Today US Representative (IL-D) Jesse Jackson, Jr. will visit eastern Will County with a contingent of supporters and symbolically turn over a few spadefuls of earth in a supposed “groundbreaking” ceremony for the long-contested South Suburban Airport. Airport critics, I’ve learned, plan a protest demonstration today near the site of Jackson’s ceremony. As reported yesterday by the Chicago Sun-Times,
[Jackson] will be joined by ministers who will bless the ground — but not by other elected officials, many of whom consider the symbolic groundbreaking premature. No airline officials will be there to say they think it’s a good idea.
Gov. Pat Quinn has endorsed the airport and his administration has been buying land and negotiating with the FAA to eventually get clearance, but Quinn will not be attending.
In the past week alone, Chicago Mayor Rahm Emanuel and United Airlines CEO Jeff Smisek both threw cold water on the idea that there is any market for a third airport 30 miles south of Chicago’s Far South Side.
Jackson fought for years against former U.S. Rep. Debbie Halvorson — both when she was in the state Senate and later when she was a member of Congress representing Peotone — on the topic of Peotone.
Jackson has named his own board to oversee the construction and administration of the airport, which he thinks will bring jobs to the south suburbs and as far north as the South Side.
But Will County officials say they should be the ones running any airport in their own backyard.
Halvorson sided with the Will County officials. U.S. Rep. Adam Kinzinger, who succeeded Halvorson, and Will County Board member Cory Singer scheduled a rival news conference Saturday, then switched that to a Monday conference call, to offer their take on the airport.
“If the airport is going to be in Peotone, Will County should absolutely have control over it,” Kinzinger spokeswoman Brooke Hougesen said. Kinzinger is expected to call attention to the recent controversies at the firm Jackson wants to oversee the building of the airport, Montreal-based SNC-Lavalin. The Canadian government raided the firm’s offices last week after its CEO resigned following reports that a consultant tried to smuggle Moammar Gadhafis’s son into Mexico.
Jackson’s persistent enthusiasm for the airport’s construction as a job-creation engine for the South Suburbs was recently buoyed by his re-election to Congress, but conflicts with longstanding political claims by Will County Executive Larry Walsh and other leaders that the county should control the airport, not Jackson’s hand-picked commission. It also flies in the face of grassroots protests by eastern Will County residents of the project as a wasteful, urban sprawl-inducing boondoggle that will destroy prime Illinois farmland, create congestion, and increase air and water pollution.
As if that weren’t enough, the champions of Peotone Airport — including Jackson, Governor Pat Quinn, and the Illinois Department of Transportation — have not produced compelling evidence of sufficient demand from major airline carriers for a third metro airport. This fact was underscored on Thursday, April 19th, at the City Club of Chicago, as reported by the Chicago Tribune:
United Continental Holdings Inc. CEO and Chairman Jeff Smisek says “there’s no demand” for a third airport in the Chicago area.

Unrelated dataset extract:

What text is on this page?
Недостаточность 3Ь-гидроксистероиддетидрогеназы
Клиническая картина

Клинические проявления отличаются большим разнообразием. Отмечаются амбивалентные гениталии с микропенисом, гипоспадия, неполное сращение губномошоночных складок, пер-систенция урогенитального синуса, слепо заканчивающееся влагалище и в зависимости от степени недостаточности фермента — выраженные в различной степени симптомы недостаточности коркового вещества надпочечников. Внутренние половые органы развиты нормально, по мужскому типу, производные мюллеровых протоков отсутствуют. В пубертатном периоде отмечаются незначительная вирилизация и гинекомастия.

Smisek spoke Thursday to the civic organization City Club of Chicago. Smisek said any benefits from a proposed third Chicago-area airport near Peotone would damage O’Hare International Airport. Smisek also says it’s more important to modernize air traffic control systems at O’Hare rather than add runways.
It’s hard to imagine how the ill-fated Peotone Airport project, which I’ve written about extensively for the Joliet Herald-News since 2006, can take off given this powerful political opposition. Nevertheless, instead of devoting time and energy to truly beneficial public service activity to mark Earth Day — such as helping clear invasive species from our forest preserves, or taking a stand against continued threats to our air and water supplies — Jackson will be pointlessly turning over a few spadefuls of dirt today in a Will County farm field in a grandstanding attempt to bring attention to his airport fantasies.
Many of those same fields have been purchased by the State of Illinois in an airport land-acquisition plan over the last ten years that has netted 2,471 acres of prime Illinois farmland at the cost of $ 34,014,383 and change (of taxpayer funds) — all without FAA approval of the Peotone Airport project. And with the pool of willing sellers just about dried up, the State has resorted to eminent domain condemnation proceedings against local farmers and landowners in order to stake out the needed land footprint for the phantom airport’s first construction phase.
It’s truly hard to think of a more absurd and unjust example of Illinois’ political follies than this. And yet, the show goes on.